I still remember the first door I knocked on as I began my race for the Texas Legislature. The TV was on at Mrs. Rodriguez’s house, so I knocked louder. The look on her face when she came to the door made me guess I interrupted her favorite TV show.

I was nervous. I introduced myself as a candidate and asked her a simple question: What is important to your neighborhood community? Her frown melted as I listened. On the top of her list was better schools for the children of her neighborhood, though she did not have school-age children.

The first lesson I learned on the front porch of Mrs. Rodriguez's home was that citizens hunger to be heard by their elected representatives. As an elected official, I would develop a deeper understanding of the importance of listening.

I was the undisputed underdog in my first campaign. I had little money. My opponent was a judge backed by the political establishment. By conventional wisdom, my opponent should have won.

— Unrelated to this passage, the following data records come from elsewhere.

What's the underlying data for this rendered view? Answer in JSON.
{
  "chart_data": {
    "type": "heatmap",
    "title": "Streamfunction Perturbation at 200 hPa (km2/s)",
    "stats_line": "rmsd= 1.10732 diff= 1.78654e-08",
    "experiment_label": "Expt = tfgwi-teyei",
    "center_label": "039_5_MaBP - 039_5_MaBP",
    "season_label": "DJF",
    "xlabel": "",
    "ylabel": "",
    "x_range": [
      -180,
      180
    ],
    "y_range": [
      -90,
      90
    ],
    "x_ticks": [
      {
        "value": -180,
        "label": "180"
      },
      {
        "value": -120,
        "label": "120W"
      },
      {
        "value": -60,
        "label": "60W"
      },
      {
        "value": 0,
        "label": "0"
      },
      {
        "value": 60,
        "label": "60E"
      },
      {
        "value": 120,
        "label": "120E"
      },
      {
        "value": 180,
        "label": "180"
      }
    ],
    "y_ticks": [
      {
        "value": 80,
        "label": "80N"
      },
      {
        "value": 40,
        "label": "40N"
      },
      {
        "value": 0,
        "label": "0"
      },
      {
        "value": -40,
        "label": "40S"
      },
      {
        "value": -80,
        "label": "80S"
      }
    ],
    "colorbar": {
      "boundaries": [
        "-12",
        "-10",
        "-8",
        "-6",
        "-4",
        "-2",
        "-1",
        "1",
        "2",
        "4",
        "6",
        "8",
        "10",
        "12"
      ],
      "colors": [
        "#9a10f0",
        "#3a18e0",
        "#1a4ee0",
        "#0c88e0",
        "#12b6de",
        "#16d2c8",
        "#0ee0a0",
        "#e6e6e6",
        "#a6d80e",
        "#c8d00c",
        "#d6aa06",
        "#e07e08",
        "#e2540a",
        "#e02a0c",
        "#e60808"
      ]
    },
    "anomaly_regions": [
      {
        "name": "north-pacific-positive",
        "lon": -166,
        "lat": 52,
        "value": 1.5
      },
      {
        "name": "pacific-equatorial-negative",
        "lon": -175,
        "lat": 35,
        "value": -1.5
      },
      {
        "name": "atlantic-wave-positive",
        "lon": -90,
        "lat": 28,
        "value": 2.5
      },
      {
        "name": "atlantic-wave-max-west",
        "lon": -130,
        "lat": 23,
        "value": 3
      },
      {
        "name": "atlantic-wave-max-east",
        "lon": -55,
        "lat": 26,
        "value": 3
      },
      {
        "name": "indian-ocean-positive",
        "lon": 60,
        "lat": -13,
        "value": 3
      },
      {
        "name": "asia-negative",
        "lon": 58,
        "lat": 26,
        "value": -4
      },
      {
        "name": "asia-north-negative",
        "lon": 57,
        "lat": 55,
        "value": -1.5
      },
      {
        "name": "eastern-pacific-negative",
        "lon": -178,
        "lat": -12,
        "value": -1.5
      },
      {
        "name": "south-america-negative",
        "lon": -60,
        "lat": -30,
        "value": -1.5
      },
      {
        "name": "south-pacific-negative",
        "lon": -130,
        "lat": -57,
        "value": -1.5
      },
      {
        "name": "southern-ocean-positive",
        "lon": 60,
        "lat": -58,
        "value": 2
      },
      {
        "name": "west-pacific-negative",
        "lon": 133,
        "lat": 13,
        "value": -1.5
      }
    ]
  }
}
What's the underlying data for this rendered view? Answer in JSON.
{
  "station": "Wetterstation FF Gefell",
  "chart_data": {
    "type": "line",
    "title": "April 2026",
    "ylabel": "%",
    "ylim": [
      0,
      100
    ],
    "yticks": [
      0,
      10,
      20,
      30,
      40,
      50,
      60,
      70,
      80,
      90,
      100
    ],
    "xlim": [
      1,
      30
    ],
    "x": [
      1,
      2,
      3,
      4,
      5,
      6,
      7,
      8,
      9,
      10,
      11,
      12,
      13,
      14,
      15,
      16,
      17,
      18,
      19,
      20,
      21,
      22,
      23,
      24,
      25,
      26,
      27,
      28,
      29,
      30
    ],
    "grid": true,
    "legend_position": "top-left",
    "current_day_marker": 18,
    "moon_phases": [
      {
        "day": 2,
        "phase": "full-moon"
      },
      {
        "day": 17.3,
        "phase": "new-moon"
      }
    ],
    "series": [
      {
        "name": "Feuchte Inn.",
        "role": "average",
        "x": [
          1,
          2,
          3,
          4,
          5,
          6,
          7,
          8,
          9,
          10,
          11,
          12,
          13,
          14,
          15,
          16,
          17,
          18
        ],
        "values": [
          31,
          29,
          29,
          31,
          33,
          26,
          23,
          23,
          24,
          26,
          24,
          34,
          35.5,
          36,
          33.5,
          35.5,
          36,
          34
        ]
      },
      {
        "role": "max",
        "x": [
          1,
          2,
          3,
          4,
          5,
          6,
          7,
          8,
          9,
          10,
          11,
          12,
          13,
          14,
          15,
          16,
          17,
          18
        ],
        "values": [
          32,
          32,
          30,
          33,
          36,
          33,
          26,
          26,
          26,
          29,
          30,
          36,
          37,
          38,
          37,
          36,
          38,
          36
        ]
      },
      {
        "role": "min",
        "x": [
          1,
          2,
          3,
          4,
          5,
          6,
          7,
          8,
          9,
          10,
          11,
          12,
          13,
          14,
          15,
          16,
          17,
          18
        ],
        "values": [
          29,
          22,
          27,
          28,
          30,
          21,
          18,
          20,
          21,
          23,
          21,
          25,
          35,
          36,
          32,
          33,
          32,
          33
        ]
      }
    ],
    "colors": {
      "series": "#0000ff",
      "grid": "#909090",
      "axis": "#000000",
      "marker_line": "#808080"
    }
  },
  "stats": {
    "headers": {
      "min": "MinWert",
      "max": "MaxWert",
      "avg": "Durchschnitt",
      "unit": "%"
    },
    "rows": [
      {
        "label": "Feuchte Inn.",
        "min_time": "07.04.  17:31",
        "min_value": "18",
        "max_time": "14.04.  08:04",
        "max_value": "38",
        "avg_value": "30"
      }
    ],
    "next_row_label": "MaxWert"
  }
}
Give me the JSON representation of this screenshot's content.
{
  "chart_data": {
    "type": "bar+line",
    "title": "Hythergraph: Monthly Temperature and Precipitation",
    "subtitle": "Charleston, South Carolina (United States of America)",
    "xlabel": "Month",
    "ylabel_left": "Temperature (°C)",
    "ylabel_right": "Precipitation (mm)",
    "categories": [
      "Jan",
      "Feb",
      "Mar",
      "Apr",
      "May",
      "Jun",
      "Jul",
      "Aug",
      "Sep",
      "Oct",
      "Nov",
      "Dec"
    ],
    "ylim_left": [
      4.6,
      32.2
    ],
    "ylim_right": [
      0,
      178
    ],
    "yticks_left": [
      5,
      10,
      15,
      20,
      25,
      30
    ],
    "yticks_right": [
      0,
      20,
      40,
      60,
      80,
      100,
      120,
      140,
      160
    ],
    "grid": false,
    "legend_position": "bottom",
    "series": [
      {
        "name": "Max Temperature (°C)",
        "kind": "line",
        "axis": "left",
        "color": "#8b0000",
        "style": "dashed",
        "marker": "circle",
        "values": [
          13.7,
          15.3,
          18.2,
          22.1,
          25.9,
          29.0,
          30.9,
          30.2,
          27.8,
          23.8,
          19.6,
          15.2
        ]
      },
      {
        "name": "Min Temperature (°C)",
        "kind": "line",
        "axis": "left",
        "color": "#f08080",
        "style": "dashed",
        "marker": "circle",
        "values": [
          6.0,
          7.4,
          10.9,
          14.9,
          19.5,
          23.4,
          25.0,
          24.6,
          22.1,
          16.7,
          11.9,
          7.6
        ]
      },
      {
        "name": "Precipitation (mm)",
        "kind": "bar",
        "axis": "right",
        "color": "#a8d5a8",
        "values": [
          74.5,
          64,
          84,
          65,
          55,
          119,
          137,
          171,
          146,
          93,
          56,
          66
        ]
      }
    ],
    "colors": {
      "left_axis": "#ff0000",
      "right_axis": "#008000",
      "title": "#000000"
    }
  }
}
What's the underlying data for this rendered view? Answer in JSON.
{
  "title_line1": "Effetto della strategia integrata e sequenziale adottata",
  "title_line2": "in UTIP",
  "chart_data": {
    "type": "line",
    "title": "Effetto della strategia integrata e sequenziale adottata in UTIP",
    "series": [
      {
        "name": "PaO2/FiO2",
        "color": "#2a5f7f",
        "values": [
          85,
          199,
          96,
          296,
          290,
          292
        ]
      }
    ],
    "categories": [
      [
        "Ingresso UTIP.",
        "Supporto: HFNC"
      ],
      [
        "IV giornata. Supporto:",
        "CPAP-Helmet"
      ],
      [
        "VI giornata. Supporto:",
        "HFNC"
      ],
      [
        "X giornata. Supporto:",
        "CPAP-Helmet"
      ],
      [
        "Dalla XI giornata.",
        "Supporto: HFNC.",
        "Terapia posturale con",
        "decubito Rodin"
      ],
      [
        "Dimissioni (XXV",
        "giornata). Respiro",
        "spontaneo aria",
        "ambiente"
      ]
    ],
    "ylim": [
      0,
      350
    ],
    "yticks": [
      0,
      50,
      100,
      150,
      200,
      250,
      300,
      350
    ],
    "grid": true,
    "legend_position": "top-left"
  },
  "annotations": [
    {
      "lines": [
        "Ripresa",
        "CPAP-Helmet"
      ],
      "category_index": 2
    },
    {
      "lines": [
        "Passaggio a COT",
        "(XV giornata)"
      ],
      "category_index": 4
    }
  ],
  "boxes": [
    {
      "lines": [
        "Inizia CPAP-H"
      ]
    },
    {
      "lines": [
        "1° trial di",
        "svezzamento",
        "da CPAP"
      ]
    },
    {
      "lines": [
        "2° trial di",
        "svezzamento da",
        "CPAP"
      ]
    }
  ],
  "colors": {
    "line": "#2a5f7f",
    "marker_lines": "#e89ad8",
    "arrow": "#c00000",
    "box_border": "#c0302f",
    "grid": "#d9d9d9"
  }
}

I threw everything I had into the campaign. I quit my job and took in roommates to cover my house payment and student loans. I pounded the pavement and passed out a Listening Survey with four simple but important questions, sowing the seeds of connection and communication.

Every day for nine months I knocked on doors until, by the campaign’s end, I had knocked on the doors of more than 4,000 homes. One at a time I got to know the people I represent. I’m convinced taking the time to learn about their needs and dreams gave me the edge despite my opponent’s money and endorsements.

On election night, supporters packed my house and campaign headquarters on Blanco Road. The crowd was brimming with a renewed sense of hope about campaigns and elections. When the last ballot box was counted I pulled ahead by one vote, a lead later fortified in a runoff. One vote! That night, every supporter who voted believed they won the election for me. And they did.

Looking back, Mrs. Rodriguez really wanted more than a representative in government who was going to listen. She wanted me to put myself in her shoes and understand why she saw her neighborhood children as the key to a better future. I learned from my first campaign the importance of empathy. Too often we as a society fall short in empathizing with others.

This is also true of politicians. We, state lawmakers, never would have waited three years had it been our child trapped at a Texas Youth Commission facility being sexually abused by guards. If more of our children attended public schools, we also never would have passed a school finance bill that made no new meaningful investment in our public schools. Bringing it closer to home—if we considered teachers our true equals—we would not have voted to tighten their pension program, while voting an increase in our own.